İnsanların avam ve havas olarak ikiye ayrıldığını savunan Karaman, ‘Avam kendine düşen vazifesini yapar, nasıl taharetleneceğinden nasıl adım atacağına kadar her davranışının inancına uygun olması için bilenlere (din âlimlerine, bu manada havassın bir kısmına) sorar, bilgi alır ve uygular.’ dedi.

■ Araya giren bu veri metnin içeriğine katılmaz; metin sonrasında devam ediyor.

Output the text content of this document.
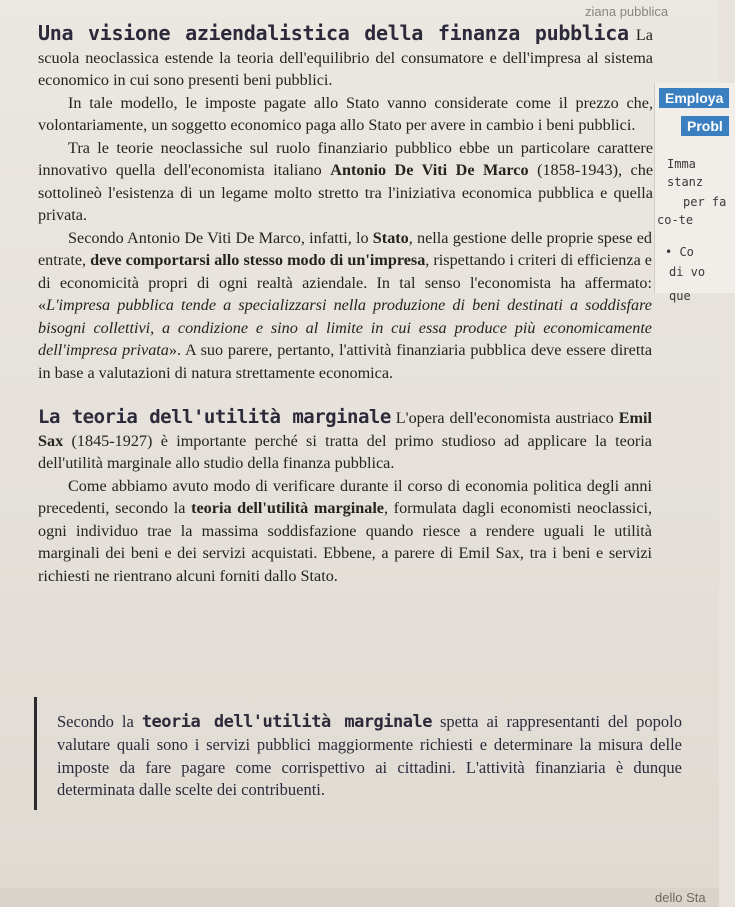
ziana pubblica
Employa
Probl
Imma
stanz
per fa
co-te
• Co
di vo
que

Una visione aziendalistica della finanza pubblica La scuola neoclassica estende la teoria dell'equilibrio del consumatore e dell'impresa al sistema economico in cui sono presenti beni pubblici.

In tale modello, le imposte pagate allo Stato vanno considerate come il prezzo che, volontariamente, un soggetto economico paga allo Stato per avere in cambio i beni pubblici.

Tra le teorie neoclassiche sul ruolo finanziario pubblico ebbe un particolare carattere innovativo quella dell'economista italiano Antonio De Viti De Marco (1858-1943), che sottolineò l'esistenza di un legame molto stretto tra l'iniziativa economica pubblica e quella privata.

Secondo Antonio De Viti De Marco, infatti, lo Stato, nella gestione delle proprie spese ed entrate, deve comportarsi allo stesso modo di un'impresa, rispettando i criteri di efficienza e di economicità propri di ogni realtà aziendale. In tal senso l'economista ha affermato: «L'impresa pubblica tende a specializzarsi nella produzione di beni destinati a soddisfare bisogni collettivi, a condizione e sino al limite in cui essa produce più economicamente dell'impresa privata». A suo parere, pertanto, l'attività finanziaria pubblica deve essere diretta in base a valutazioni di natura strettamente economica.

La teoria dell'utilità marginale L'opera dell'economista austriaco Emil Sax (1845-1927) è importante perché si tratta del primo studioso ad applicare la teoria dell'utilità marginale allo studio della finanza pubblica.

Come abbiamo avuto modo di verificare durante il corso di economia politica degli anni precedenti, secondo la teoria dell'utilità marginale, formulata dagli economisti neoclassici, ogni individuo trae la massima soddisfazione quando riesce a rendere uguali le utilità marginali dei beni e dei servizi acquistati. Ebbene, a parere di Emil Sax, tra i beni e servizi richiesti ne rientrano alcuni forniti dallo Stato.

Secondo la teoria dell'utilità marginale spetta ai rappresentanti del popolo valutare quali sono i servizi pubblici maggiormente richiesti e determinare la misura delle imposte da fare pagare come corrispettivo ai cittadini. L'attività finanziaria è dunque determinata dalle scelte dei contribuenti.
dello Sta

Hayrettin Karaman şunları yazdı:
Neymiş…
Müslümanlar Allah’a dua, düşmana beddua ediyor, basit fıkıh detayları ile meşgul oluyor ve bunları tartışmakla vakit geçiriyorlarmış, hâlbuki ötekiler (Batı) bilim ve teknolojide hayallerin ötesine geçmiş, bu yüzden soyuluyor, sömürülüyor, çağın gerisinde kalıyormuşuz…
İnsan toplulukları öteden beri avam ve havas diye ikiye ayrılmışlardır.

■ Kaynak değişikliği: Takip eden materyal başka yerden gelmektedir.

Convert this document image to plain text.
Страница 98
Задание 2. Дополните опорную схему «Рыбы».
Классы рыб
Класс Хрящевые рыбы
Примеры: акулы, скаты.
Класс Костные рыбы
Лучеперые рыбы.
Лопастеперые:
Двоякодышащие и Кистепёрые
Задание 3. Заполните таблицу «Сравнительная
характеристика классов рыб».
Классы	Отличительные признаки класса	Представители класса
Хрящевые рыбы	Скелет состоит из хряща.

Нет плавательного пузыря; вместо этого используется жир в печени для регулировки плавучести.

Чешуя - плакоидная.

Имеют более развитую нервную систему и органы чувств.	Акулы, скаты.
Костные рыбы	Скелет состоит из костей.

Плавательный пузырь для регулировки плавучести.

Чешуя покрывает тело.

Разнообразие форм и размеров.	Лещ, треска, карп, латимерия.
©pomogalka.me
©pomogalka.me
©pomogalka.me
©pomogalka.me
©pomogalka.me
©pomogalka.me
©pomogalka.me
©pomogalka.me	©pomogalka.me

Avam kendine düşen vazifesini yapar, nasıl taharetleneceğinden nasıl adım atacağına kadar her davranışının inancına uygun olması için bilenlere (din âlimlerine, bu manada havassın bir kısmına) sorar, bilgi alır ve uygular.
…
Gelelim şu ‘ileri’-‘geri’ konusuna.
Bizim dinimiz, ahlâkımız ve medeniyetimiz (uygulamada ümmetin kusurları olsa da) Batı’nınkinden asla geri değildir.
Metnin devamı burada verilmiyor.